Why we remand for reconsideration of Her's partially consecutive sentences
Finally, Her argues that the trial court mistakenly believed that it was required to impose some portion of the sentence for the first-degree weapons misconduct conviction consecutively to the sentence for the assault conviction. The State concedes that the trial court had the discretion to make Her's sentences fully concurrent and, consequently, that this Court should remand Her's case to the trial court to reconsider the court's imposition of one day of consecutive time.

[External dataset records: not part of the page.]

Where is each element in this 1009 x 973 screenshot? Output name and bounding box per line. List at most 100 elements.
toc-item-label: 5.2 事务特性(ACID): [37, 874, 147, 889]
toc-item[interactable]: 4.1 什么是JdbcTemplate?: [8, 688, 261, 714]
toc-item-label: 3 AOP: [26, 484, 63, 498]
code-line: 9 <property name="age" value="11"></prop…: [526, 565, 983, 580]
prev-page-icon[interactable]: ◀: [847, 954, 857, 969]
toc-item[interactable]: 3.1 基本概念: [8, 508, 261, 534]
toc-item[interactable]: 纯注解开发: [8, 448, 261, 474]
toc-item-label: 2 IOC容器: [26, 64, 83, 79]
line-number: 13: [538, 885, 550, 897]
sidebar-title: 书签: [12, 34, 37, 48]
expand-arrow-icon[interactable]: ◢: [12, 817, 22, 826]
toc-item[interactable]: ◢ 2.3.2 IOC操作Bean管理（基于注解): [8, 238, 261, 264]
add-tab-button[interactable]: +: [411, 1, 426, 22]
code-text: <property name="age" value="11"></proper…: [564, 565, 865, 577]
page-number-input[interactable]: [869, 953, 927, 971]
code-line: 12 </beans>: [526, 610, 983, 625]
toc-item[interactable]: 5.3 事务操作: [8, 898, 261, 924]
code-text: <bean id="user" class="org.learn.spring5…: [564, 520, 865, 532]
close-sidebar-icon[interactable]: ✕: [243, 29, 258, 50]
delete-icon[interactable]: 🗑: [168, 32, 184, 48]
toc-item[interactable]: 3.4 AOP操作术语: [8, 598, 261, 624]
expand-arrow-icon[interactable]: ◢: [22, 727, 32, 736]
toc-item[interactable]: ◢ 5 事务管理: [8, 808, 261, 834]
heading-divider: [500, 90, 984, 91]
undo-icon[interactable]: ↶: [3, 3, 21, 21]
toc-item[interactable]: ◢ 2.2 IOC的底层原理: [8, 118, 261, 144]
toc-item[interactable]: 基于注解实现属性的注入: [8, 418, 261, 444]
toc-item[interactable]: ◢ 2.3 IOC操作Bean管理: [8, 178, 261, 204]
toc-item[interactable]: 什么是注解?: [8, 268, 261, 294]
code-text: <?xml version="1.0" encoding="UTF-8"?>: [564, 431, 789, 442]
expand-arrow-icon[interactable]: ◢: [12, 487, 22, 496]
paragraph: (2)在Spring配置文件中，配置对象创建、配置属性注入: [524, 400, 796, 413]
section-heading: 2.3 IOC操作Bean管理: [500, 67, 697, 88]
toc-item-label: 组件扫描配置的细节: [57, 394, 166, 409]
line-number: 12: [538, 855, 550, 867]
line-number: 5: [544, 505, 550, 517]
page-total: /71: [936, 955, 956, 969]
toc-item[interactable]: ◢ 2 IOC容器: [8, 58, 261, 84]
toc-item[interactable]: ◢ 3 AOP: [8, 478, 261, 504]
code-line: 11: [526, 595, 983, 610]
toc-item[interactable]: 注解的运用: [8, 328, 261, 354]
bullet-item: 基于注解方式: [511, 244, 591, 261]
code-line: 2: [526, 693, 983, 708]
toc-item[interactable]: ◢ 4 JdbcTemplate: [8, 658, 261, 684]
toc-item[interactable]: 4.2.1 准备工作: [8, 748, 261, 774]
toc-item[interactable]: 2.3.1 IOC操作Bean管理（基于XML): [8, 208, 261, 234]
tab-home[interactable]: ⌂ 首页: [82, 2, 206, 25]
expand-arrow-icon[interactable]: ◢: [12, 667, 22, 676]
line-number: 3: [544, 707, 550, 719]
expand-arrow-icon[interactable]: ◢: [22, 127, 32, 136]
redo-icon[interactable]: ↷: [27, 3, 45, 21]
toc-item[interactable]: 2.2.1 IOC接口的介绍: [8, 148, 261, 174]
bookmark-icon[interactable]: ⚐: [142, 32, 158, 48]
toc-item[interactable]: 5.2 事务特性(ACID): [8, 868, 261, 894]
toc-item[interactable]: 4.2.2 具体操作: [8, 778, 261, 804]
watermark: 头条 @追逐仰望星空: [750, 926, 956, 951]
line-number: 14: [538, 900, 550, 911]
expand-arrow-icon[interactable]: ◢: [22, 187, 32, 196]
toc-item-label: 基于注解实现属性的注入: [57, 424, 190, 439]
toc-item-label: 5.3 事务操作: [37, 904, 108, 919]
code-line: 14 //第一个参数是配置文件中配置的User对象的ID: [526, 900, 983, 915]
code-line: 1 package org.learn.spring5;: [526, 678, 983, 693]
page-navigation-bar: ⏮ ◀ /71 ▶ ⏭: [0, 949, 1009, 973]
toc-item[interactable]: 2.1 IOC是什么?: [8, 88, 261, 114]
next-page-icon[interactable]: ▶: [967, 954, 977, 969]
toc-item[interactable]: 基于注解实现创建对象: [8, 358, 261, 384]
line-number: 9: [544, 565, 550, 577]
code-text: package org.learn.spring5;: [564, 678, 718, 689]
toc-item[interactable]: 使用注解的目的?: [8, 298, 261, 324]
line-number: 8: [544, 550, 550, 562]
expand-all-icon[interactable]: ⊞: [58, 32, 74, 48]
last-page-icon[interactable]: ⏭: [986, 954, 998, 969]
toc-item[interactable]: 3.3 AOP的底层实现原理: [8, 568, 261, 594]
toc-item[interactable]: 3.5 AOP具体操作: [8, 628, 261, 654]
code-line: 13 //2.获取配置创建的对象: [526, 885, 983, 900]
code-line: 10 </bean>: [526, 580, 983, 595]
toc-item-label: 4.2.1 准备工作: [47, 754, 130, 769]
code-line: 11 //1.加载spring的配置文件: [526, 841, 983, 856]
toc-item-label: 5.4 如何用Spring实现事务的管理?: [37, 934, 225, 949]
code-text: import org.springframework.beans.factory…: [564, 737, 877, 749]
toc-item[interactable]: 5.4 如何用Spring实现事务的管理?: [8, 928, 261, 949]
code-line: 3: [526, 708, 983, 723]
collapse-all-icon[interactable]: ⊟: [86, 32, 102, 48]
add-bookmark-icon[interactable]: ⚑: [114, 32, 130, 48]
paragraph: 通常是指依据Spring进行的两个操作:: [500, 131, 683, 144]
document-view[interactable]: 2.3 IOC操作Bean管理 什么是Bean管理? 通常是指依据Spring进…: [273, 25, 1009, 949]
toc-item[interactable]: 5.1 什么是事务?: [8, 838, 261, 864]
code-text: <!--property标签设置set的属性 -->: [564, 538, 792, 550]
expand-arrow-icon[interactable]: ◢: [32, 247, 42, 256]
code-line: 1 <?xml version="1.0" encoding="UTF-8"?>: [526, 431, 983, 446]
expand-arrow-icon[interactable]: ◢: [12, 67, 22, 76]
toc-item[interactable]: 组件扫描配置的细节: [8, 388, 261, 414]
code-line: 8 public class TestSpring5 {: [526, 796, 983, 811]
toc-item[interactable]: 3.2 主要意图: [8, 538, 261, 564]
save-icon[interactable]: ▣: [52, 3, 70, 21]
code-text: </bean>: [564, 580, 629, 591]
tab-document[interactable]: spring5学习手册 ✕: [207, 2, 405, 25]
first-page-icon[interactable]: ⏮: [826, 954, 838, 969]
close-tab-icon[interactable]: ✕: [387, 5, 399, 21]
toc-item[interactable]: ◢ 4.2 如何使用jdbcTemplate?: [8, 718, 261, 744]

The State's concession is well-founded. Under AS 12.55.127(b), a court may impose fully concurrent terms of imprisonment for two or more crimes in a single judgment, except as provided in subsection (c). Subsection (c) sets out two situations in which sentences must be at least partially consecutive: (1) where the defendant is being sentenced for escape in addition to the underlying crime; and (2) where the defendant is being sentenced for two or more specified crimes under AS 11.41. Neither of these exceptions apply to Her, as Her was sentenced for one crime under AS 11.41 (first-degree assault) and one crime under AS 11.61 (first-degree weapons misconduct). The court therefore had the discretion to make Her's sentences fully concurrent.
The court indicated that it would "effectively moot" the statutory dispute by imposing only one day consecutively. But, as the State rightfully acknowledges, even one day of improperly imposed imprisonment is sufficient to render an issue a live controversy.
We therefore remand Her's case to the superior court to reconsider the imposition of a single day of consecutive time.
See Tucker v. State, 721 P.2d 639, 644-45 (Alaska App. 1986) (remanding the case to clarify whether the original sentence should be altered when the sentencing judge operated under the erroneous belief that the sentences must be consecutive). --------
Conclusion
We AFFIRM Her's convictions, but we REMAND this case for reconsideration of Her's partially consecutive sentence.